Houston Heights (often referred to simply as "The Heights") is a community in northwest-central Houston, Texas, United States. "The Heights" is often referred to colloquially to describe a larger collection of neighborhoods next to and including the actual Houston Heights. However, Houston Heights has its own history, distinct from Norhill and Woodland Heights.

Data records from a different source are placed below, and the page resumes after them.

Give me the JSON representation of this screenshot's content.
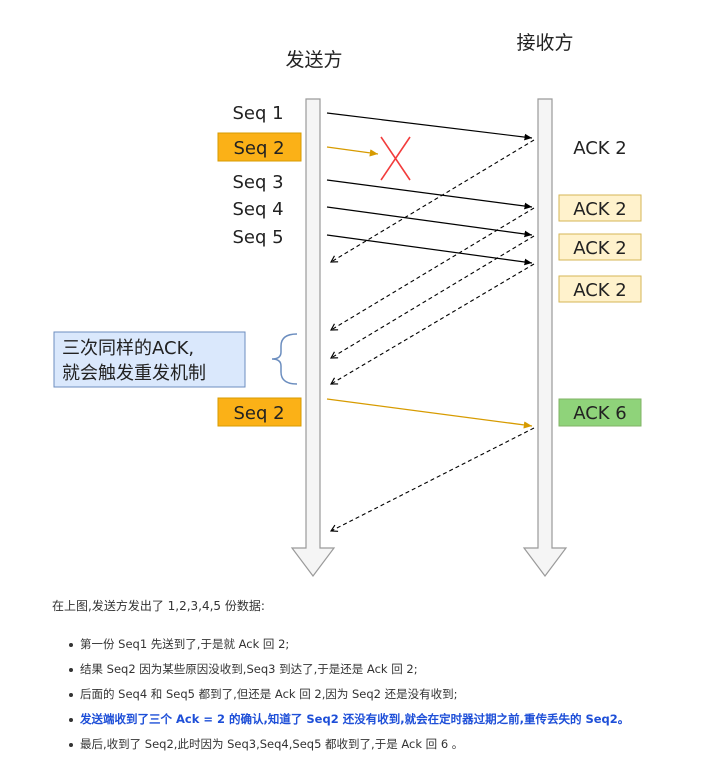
{
  "headers": {
    "sender": "发送方",
    "receiver": "接收方"
  },
  "sender_labels": [
    "Seq 1",
    "Seq 2",
    "Seq 3",
    "Seq 4",
    "Seq 5",
    "Seq 2"
  ],
  "receiver_labels": [
    "ACK 2",
    "ACK 2",
    "ACK 2",
    "ACK 2",
    "ACK 6"
  ],
  "note": {
    "line1": "三次同样的ACK,",
    "line2": "就会触发重发机制"
  },
  "colors": {
    "orange_fill": "#fbb117",
    "orange_border": "#d79b00",
    "yellow_fill": "#fff2cc",
    "yellow_border": "#d6b656",
    "green_fill": "#8fd37a",
    "green_border": "#82b366",
    "note_fill": "#dae8fc",
    "note_border": "#6c8ebf",
    "emphasis": "#1e4fd8"
  },
  "caption": "在上图,发送方发出了 1,2,3,4,5 份数据:",
  "bullets": [
    "第一份 Seq1 先送到了,于是就 Ack 回 2;",
    "结果 Seq2 因为某些原因没收到,Seq3 到达了,于是还是 Ack 回 2;",
    "后面的 Seq4 和 Seq5 都到了,但还是 Ack 回 2,因为 Seq2 还是没有收到;",
    "发送端收到了三个 Ack = 2 的确认,知道了 Seq2 还没有收到,就会在定时器过期之前,重传丢失的 Seq2。",
    "最后,收到了 Seq2,此时因为 Seq3,Seq4,Seq5 都收到了,于是 Ack 回 6 。"
  ]
}
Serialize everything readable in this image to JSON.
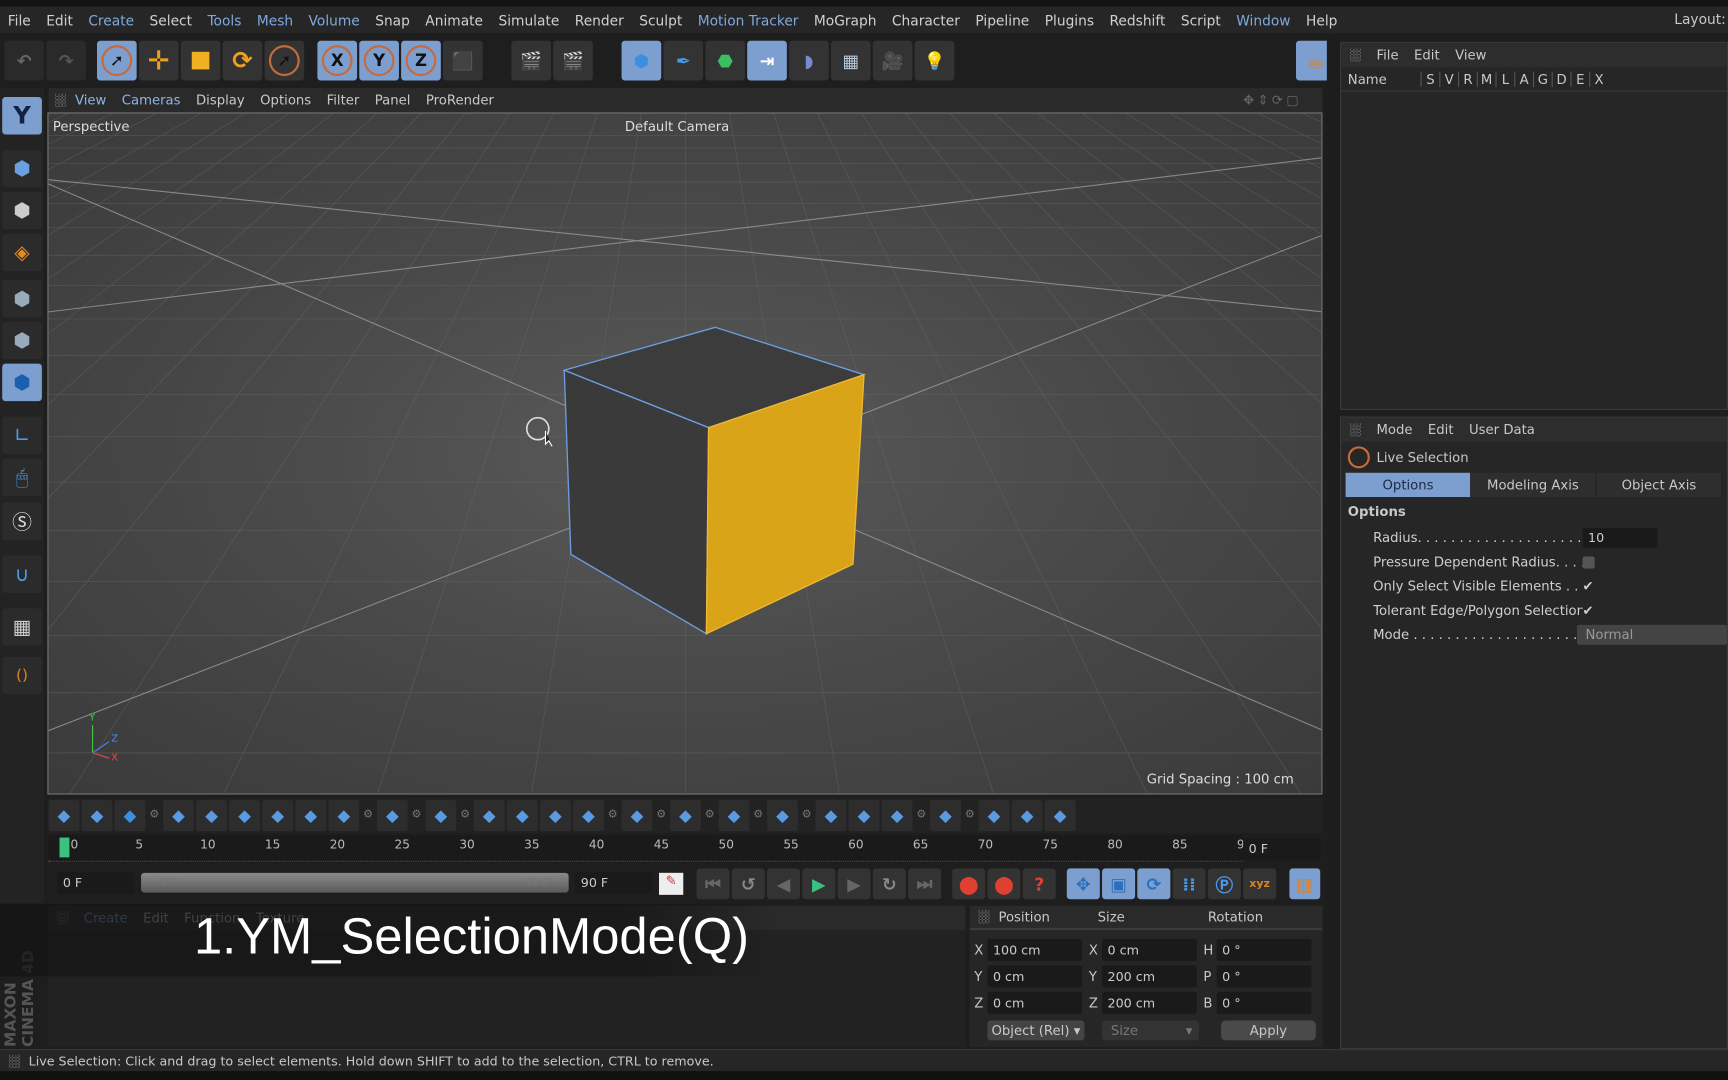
{
  "menu": [
    "File",
    "Edit",
    "Create",
    "Select",
    "Tools",
    "Mesh",
    "Volume",
    "Snap",
    "Animate",
    "Simulate",
    "Render",
    "Sculpt",
    "Motion Tracker",
    "MoGraph",
    "Character",
    "Pipeline",
    "Plugins",
    "Redshift",
    "Script",
    "Window",
    "Help"
  ],
  "menu_highlighted": [
    "Create",
    "Tools",
    "Mesh",
    "Volume",
    "Motion Tracker",
    "Window"
  ],
  "layout_label": "Layout:",
  "toolbar": {
    "x_label": "X",
    "y_label": "Y",
    "z_label": "Z"
  },
  "viewport": {
    "menu": [
      "View",
      "Cameras",
      "Display",
      "Options",
      "Filter",
      "Panel",
      "ProRender"
    ],
    "perspective_label": "Perspective",
    "camera_label": "Default Camera",
    "grid_spacing": "Grid Spacing : 100 cm",
    "axis": {
      "y": "Y",
      "z": "Z",
      "x": "X"
    }
  },
  "colors": {
    "accent": "#7d9fcf",
    "selected_polygon": "#d9a418",
    "edge": "#6d9ee0"
  },
  "object_manager": {
    "menu": [
      "File",
      "Edit",
      "View"
    ],
    "columns": [
      "Name",
      "S",
      "V",
      "R",
      "M",
      "L",
      "A",
      "G",
      "D",
      "E",
      "X"
    ]
  },
  "attributes": {
    "menu": [
      "Mode",
      "Edit",
      "User Data"
    ],
    "tool_name": "Live Selection",
    "tabs": [
      "Options",
      "Modeling Axis",
      "Object Axis"
    ],
    "active_tab": "Options",
    "section": "Options",
    "fields": [
      {
        "label": "Radius. . . . . . . . . . . . . . . . . . . . . . .",
        "value": "10",
        "type": "number"
      },
      {
        "label": "Pressure Dependent Radius. . . . .",
        "value": "",
        "type": "checkbox",
        "checked": false
      },
      {
        "label": "Only Select Visible Elements . . . .",
        "value": "✔",
        "type": "checkbox",
        "checked": true
      },
      {
        "label": "Tolerant Edge/Polygon Selection",
        "value": "✔",
        "type": "checkbox",
        "checked": true
      },
      {
        "label": "Mode . . . . . . . . . . . . . . . . . . . . . . . .",
        "value": "Normal",
        "type": "select"
      }
    ]
  },
  "timeline": {
    "ticks": [
      "0",
      "5",
      "10",
      "15",
      "20",
      "25",
      "30",
      "35",
      "40",
      "45",
      "50",
      "55",
      "60",
      "65",
      "70",
      "75",
      "80",
      "85",
      "90"
    ],
    "current_frame": "0 F",
    "start_field": "0 F",
    "range_start": "0 F",
    "range_end": "90 F",
    "end_field": "90 F"
  },
  "materials": {
    "menu": [
      "Create",
      "Edit",
      "Function",
      "Texture"
    ]
  },
  "coordinates": {
    "headers": [
      "Position",
      "Size",
      "Rotation"
    ],
    "rows": [
      {
        "pl": "X",
        "p": "100 cm",
        "sl": "X",
        "s": "0 cm",
        "rl": "H",
        "r": "0 °"
      },
      {
        "pl": "Y",
        "p": "0 cm",
        "sl": "Y",
        "s": "200 cm",
        "rl": "P",
        "r": "0 °"
      },
      {
        "pl": "Z",
        "p": "0 cm",
        "sl": "Z",
        "s": "200 cm",
        "rl": "B",
        "r": "0 °"
      }
    ],
    "mode_select": "Object (Rel)",
    "size_select": "Size",
    "apply": "Apply"
  },
  "subtitle": "1.YM_SelectionMode(Q)",
  "brand": "MAXON CINEMA 4D",
  "status": "Live Selection: Click and drag to select elements. Hold down SHIFT to add to the selection, CTRL to remove."
}
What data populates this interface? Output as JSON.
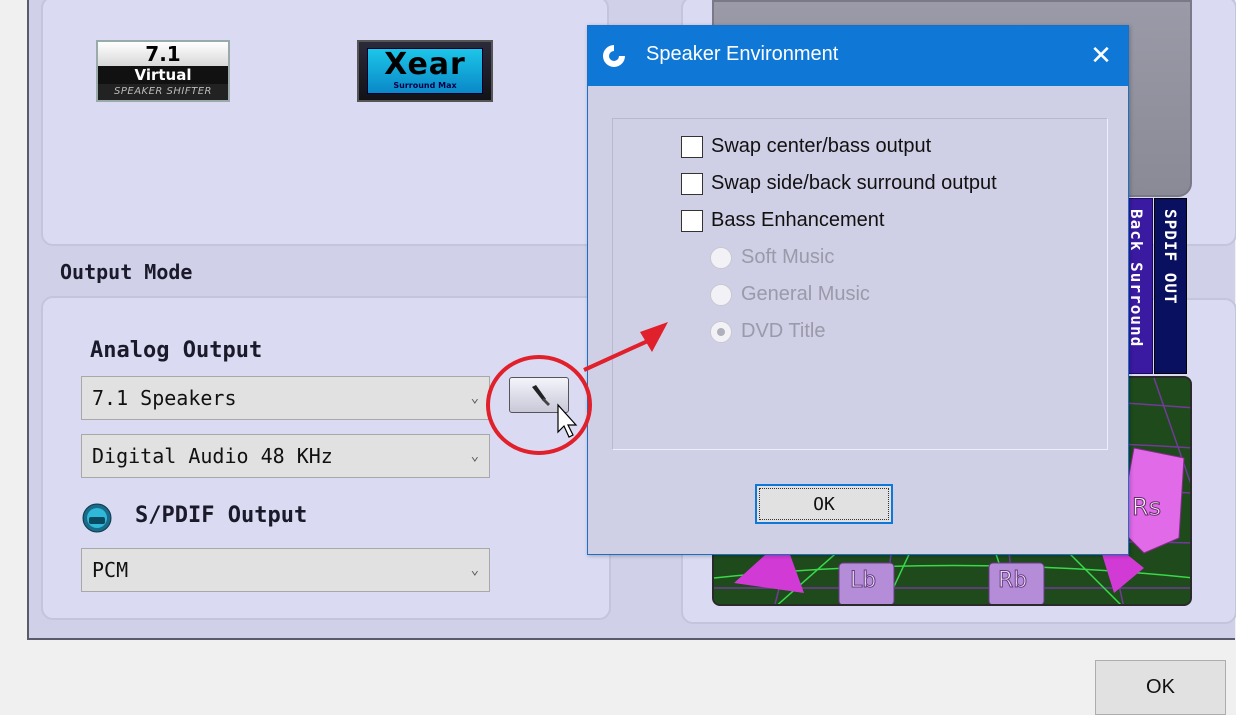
{
  "window": {
    "ok_label": "OK"
  },
  "badges": {
    "virtual_71": {
      "line1": "7.1",
      "line2": "Virtual",
      "line3": "SPEAKER SHIFTER"
    },
    "xear": {
      "logo": "Xear",
      "sub": "Surround Max"
    }
  },
  "output_mode": {
    "title": "Output Mode",
    "analog_label": "Analog Output",
    "speakers_value": "7.1 Speakers",
    "sample_rate_value": "Digital Audio 48 KHz",
    "spdif_label": "S/PDIF Output",
    "spdif_value": "PCM"
  },
  "preview": {
    "tabs": [
      "Back Surround",
      "SPDIF OUT"
    ],
    "speakers": [
      "Lb",
      "Rb",
      "Rs"
    ]
  },
  "dialog": {
    "title": "Speaker Environment",
    "checkboxes": [
      {
        "label": "Swap center/bass output",
        "checked": false
      },
      {
        "label": "Swap side/back surround output",
        "checked": false
      },
      {
        "label": "Bass Enhancement",
        "checked": false
      }
    ],
    "radios": [
      {
        "label": "Soft Music",
        "selected": false,
        "enabled": false
      },
      {
        "label": "General Music",
        "selected": false,
        "enabled": false
      },
      {
        "label": "DVD Title",
        "selected": true,
        "enabled": false
      }
    ],
    "ok_label": "OK"
  },
  "colors": {
    "title_bar": "#0f78d7",
    "annotation": "#e0202a",
    "panel_bg": "#d0d0e8",
    "tab_purple": "#3a1aa0",
    "tab_navy": "#0a1060"
  },
  "icons": {
    "dialog_title_icon": "audio-logo-icon",
    "close": "close-icon",
    "tool": "wrench-icon",
    "spdif": "spdif-icon",
    "cursor": "mouse-cursor-icon"
  }
}
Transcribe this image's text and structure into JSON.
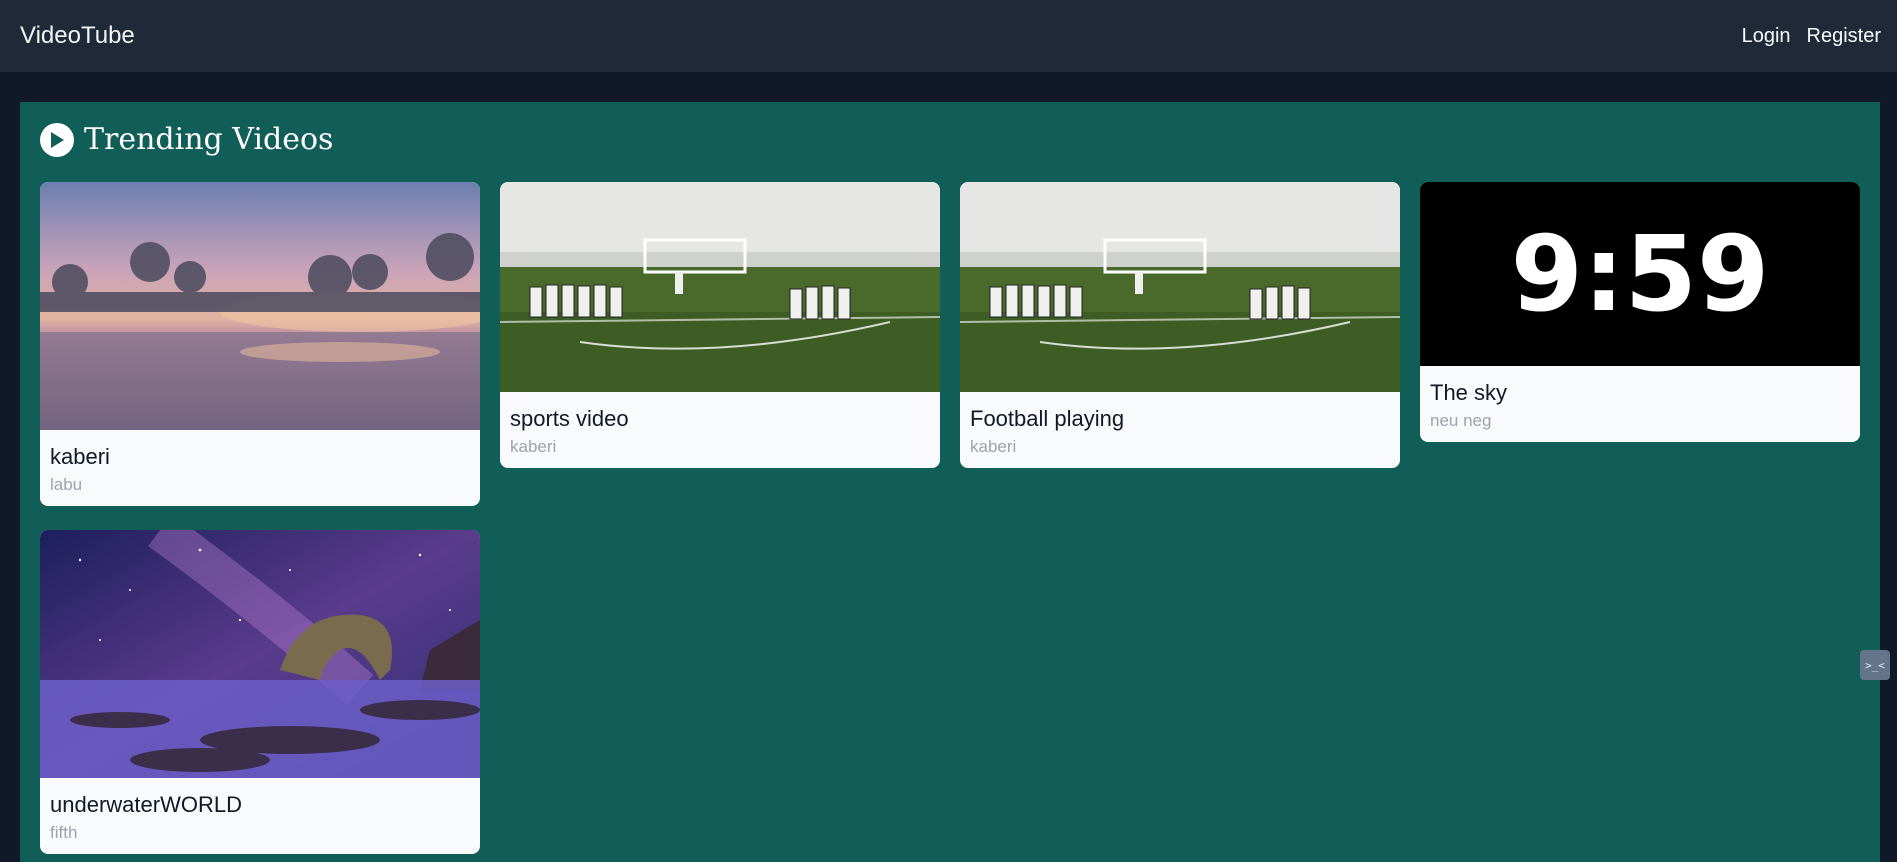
{
  "nav": {
    "brand": "VideoTube",
    "links": [
      "Login",
      "Register"
    ]
  },
  "section": {
    "title": "Trending Videos",
    "icon": "play-circle-icon"
  },
  "videos": [
    {
      "title": "kaberi",
      "author": "labu",
      "thumbnail": "misty-lake-sunrise"
    },
    {
      "title": "sports video",
      "author": "kaberi",
      "thumbnail": "football-field"
    },
    {
      "title": "Football playing",
      "author": "kaberi",
      "thumbnail": "football-field"
    },
    {
      "title": "The sky",
      "author": "neu neg",
      "thumbnail": "countdown-timer",
      "thumbnail_text": "9:59"
    },
    {
      "title": "underwaterWORLD",
      "author": "fifth",
      "thumbnail": "night-sky-rock-arch"
    }
  ],
  "side_tab": {
    "icon": "devtools-icon",
    "label": ">_<"
  },
  "colors": {
    "navbar": "#1f2937",
    "page_bg": "#111827",
    "panel": "#115e59",
    "card": "#f8fafc"
  }
}
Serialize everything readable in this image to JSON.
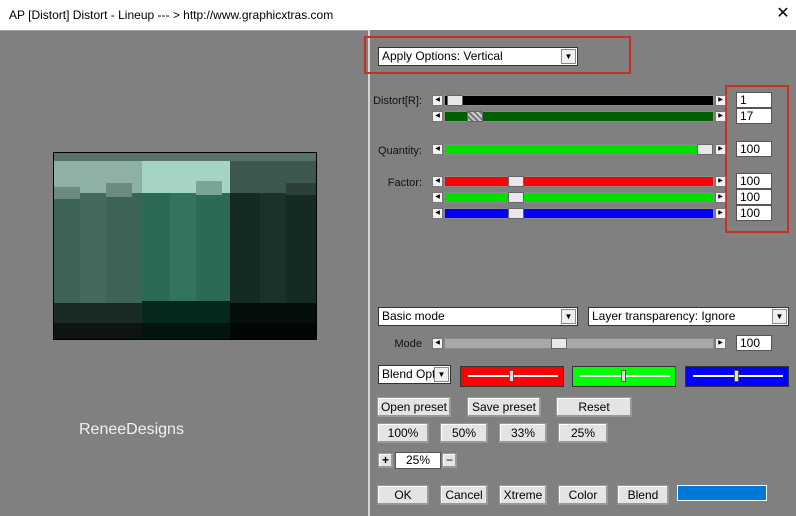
{
  "window": {
    "title": "AP [Distort]  Distort - Lineup    --- > http://www.graphicxtras.com",
    "close_glyph": "✕"
  },
  "watermark": "ReneeDesigns",
  "apply_options": {
    "value": "Apply Options: Vertical"
  },
  "labels": {
    "distort": "Distort[R]:",
    "quantity": "Quantity:",
    "factor": "Factor:",
    "mode": "Mode"
  },
  "values": {
    "distort_1": "1",
    "distort_2": "17",
    "quantity": "100",
    "factor_r": "100",
    "factor_g": "100",
    "factor_b": "100",
    "mode": "100"
  },
  "selects": {
    "mode_select": "Basic mode",
    "layer_transparency": "Layer transparency: Ignore",
    "blend_options": "Blend Optio"
  },
  "buttons": {
    "open_preset": "Open preset",
    "save_preset": "Save preset",
    "reset": "Reset",
    "zoom_100": "100%",
    "zoom_50": "50%",
    "zoom_33": "33%",
    "zoom_25": "25%",
    "zoom_plus": "+",
    "zoom_minus": "−",
    "ok": "OK",
    "cancel": "Cancel",
    "xtreme": "Xtreme",
    "color": "Color",
    "blend": "Blend"
  },
  "zoom_value": "25%",
  "colors": {
    "panel_bg": "#808080",
    "red": "#ff0000",
    "green": "#00e000",
    "blue": "#0000ff",
    "dark_green": "#006000",
    "black": "#000000",
    "blend_color": "#0078d7",
    "highlight_box": "#c8301f"
  }
}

In 1886, Oscar Martin Carter, a former bank president from Nebraska arrived in Houston and by 1891 he and a group of investors had established the Omaha and South Texas Land Company, managed by Carter and a subsidiary of the American Loan and Trust Company. The company purchased 1,756 acres (7.11 km2) of land and established infrastructure, including streets, alleys, parks, schools, and utilities, worth $500,000. As one of Texas's early planned communities, Houston Heights was founded as a streetcar suburb of Houston and attracted residents who did not wish to live in the dense city but had a way to commute back and forth for work. Another appealing factor to potential residents was that the area is 23 feet higher in elevation than Houston, which was experiencing yellow fever outbreaks along with other waterborne illnesses due to excessive flooding and high levels of mosquitos.

It had its own municipality, established on July 1, 1896 and William G. Love served as the first mayor and J.B. Marmion was the fifth and final mayor. According to the U.S. census of 1900 the area had 800 residents and had its own school system, hospital and emergency services. By 1919 the city government experienced difficulty collecting sufficient tax revenue to fund the school system and so the small community agreed to be annexed to the city of Houston.

After World War II industrial interests moved into the Houston Heights.

Sister M. Agatha wrote the book History of the Houston Heights, published in 1956. Some of her research stemmed from a document and photograph collection organized by Jimmie May Hicks, the head librarian at the Heights Public Library from 1931 to 1964.

Marilyn Bardsley of Crime Library stated that the Houston Heights became "decrepit" and "tired" after World War II. In that period several units of housing were subdivided into apartments and maintenance declined. In the 1970s the Houston Heights was considered to be a low income area of the city. In 1973 the Houston Heights Association (HHA) was established to reverse this trend.

On December 13, 1970, Dean Corll began luring and killing children from the Houston Heights which became known as the Houston Mass Murders. For most of the period of his crime spree, Corll lived in or close to Houston Heights as his two teenage accomplices resided there. Other teens from the area were targeted simply because the two teens knew many of them which made it easier to entice them to Corll's various residences during the period.

From the 1980 U.S. census to the 1990 census, the population of the Houston Heights declined by more than 1,000 people per square mile. The Houston Heights Association opened in 1973.